Les employés de Brandt luttent pour leur avenir après la liquidation judiciaire de l’entreprise
Plus d’une centaine de salariés ont défilé samedi à Saint-Jean-de-la-Ruelle (Loiret) en signe de protestation, confrontés à une situation fragile. Lorsque les lettres de licenciement sont tombées après la liquidation judiciaire du 11 décembre, l’espoir a été un peu atténué par le doute. À ce stade, seuls deux choix se présentent : l’offre publique d’une entreprise française et le silence des autres repreneurs potentiels.
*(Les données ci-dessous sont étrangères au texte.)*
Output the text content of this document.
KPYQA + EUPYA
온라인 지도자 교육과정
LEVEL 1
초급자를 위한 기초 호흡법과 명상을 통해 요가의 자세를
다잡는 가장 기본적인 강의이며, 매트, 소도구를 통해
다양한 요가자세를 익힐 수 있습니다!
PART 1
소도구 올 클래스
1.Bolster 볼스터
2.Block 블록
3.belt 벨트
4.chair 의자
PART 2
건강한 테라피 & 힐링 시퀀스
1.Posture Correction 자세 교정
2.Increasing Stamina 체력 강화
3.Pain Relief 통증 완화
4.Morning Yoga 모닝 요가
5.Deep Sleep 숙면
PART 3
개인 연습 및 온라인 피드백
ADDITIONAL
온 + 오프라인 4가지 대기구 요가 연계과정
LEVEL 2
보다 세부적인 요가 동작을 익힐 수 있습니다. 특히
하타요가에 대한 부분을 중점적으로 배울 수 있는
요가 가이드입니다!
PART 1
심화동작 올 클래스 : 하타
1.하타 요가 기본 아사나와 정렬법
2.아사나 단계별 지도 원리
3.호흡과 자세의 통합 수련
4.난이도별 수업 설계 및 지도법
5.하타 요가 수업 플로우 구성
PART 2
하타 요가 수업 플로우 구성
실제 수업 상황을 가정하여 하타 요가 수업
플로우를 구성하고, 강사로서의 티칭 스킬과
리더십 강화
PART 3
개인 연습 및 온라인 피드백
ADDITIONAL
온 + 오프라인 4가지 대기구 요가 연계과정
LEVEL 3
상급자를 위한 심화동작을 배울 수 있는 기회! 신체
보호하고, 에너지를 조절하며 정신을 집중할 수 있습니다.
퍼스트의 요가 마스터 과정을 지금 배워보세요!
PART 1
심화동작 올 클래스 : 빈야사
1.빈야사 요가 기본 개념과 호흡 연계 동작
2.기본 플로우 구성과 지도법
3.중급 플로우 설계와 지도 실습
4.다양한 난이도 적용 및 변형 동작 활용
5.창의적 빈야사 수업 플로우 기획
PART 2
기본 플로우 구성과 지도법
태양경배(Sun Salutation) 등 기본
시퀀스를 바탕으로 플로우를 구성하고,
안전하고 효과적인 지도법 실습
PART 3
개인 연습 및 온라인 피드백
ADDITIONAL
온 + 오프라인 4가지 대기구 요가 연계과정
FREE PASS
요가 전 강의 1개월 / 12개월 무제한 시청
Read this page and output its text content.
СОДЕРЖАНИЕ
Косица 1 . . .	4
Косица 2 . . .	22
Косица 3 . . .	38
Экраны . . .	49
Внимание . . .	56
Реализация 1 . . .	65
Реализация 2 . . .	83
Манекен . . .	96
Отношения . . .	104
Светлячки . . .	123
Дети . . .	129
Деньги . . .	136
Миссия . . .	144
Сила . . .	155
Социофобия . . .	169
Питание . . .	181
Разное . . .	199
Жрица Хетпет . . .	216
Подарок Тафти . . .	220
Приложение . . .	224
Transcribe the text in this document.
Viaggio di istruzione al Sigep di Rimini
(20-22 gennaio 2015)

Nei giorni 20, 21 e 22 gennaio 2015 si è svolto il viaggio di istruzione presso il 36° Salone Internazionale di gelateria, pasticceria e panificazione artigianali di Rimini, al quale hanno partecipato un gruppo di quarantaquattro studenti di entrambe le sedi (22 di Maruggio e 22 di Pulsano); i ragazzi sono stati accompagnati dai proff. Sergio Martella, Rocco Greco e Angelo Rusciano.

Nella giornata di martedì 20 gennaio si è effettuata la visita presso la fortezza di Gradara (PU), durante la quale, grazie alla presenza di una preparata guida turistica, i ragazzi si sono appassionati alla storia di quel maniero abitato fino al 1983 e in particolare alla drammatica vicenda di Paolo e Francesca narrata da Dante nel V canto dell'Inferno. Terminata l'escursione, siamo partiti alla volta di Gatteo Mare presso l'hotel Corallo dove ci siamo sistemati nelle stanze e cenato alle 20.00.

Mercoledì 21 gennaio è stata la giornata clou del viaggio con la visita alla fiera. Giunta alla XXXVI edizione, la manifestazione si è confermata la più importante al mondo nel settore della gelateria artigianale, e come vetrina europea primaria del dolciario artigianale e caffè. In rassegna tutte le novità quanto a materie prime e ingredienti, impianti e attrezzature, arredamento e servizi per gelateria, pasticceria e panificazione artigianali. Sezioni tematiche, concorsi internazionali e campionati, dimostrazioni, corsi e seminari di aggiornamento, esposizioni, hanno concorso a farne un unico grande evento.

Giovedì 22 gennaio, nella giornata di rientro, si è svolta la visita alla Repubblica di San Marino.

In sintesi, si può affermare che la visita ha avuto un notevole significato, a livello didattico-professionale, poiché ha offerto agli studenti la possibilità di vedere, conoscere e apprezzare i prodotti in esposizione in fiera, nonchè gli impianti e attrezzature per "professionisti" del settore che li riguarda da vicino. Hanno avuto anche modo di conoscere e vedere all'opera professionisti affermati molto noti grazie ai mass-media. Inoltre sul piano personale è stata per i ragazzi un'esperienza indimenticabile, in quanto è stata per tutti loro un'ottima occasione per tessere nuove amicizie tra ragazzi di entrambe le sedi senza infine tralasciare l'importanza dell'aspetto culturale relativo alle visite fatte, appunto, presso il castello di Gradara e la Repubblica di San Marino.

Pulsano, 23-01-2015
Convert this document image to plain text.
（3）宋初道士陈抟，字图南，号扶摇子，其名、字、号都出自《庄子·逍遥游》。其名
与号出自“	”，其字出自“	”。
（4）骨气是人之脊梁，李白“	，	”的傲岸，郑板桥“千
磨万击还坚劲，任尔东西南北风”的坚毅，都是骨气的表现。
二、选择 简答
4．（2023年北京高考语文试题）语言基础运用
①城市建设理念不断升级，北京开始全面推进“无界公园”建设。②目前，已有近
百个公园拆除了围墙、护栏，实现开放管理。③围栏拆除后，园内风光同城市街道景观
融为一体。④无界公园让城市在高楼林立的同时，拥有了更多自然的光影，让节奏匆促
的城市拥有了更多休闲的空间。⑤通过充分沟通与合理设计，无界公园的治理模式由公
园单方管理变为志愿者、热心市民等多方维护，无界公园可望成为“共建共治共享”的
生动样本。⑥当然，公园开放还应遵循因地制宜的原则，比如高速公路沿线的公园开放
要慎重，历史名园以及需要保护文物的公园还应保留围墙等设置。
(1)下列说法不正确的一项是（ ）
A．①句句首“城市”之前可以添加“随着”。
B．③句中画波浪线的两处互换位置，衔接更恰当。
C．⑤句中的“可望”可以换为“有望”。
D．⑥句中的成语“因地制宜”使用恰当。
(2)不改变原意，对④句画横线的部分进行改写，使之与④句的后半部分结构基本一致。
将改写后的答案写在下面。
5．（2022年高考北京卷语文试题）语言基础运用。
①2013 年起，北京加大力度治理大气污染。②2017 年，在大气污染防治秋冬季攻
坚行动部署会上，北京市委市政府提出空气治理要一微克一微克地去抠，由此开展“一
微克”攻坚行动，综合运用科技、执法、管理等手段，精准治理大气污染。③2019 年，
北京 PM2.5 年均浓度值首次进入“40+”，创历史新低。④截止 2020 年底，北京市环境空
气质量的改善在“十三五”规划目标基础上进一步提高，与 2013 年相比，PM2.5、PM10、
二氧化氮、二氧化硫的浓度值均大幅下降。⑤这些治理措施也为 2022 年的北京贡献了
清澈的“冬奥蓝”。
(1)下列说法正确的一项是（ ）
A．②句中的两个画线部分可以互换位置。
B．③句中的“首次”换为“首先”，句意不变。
Nathaly Mariny, une employée, exprime son souhait de voir la marque survivre. « Si seulement il y avait une chance que l’activité reprenne, on l’espère tous », murmure-t-elle. Marie Gachi, autre salariée, reste prudente : « Reprendre tout le monde, je ne pense pas que ce se fera. »
Leur démarche est un appel aux autorités politiques. L’un d’eux mentionne le président de la République et son ministre de l’Industrie, qui avait visiter les locaux et promettre un avenir pour Brandt, une entreprise centenaire menacée par la concurrence étrangère. La liquidation entraîne également la disparition des marques Sauter ou Dietrich.
Une seule offre est actuellement en lice : celle de Thomson Computing, qui prévoit la reprise d’un seul site, préservant 150 emplois sur les 700 existants. Le temps est compté pour les autres candidats à la reprise. La situation reste incertaine, mais l’espoir persiste parmi les travailleurs.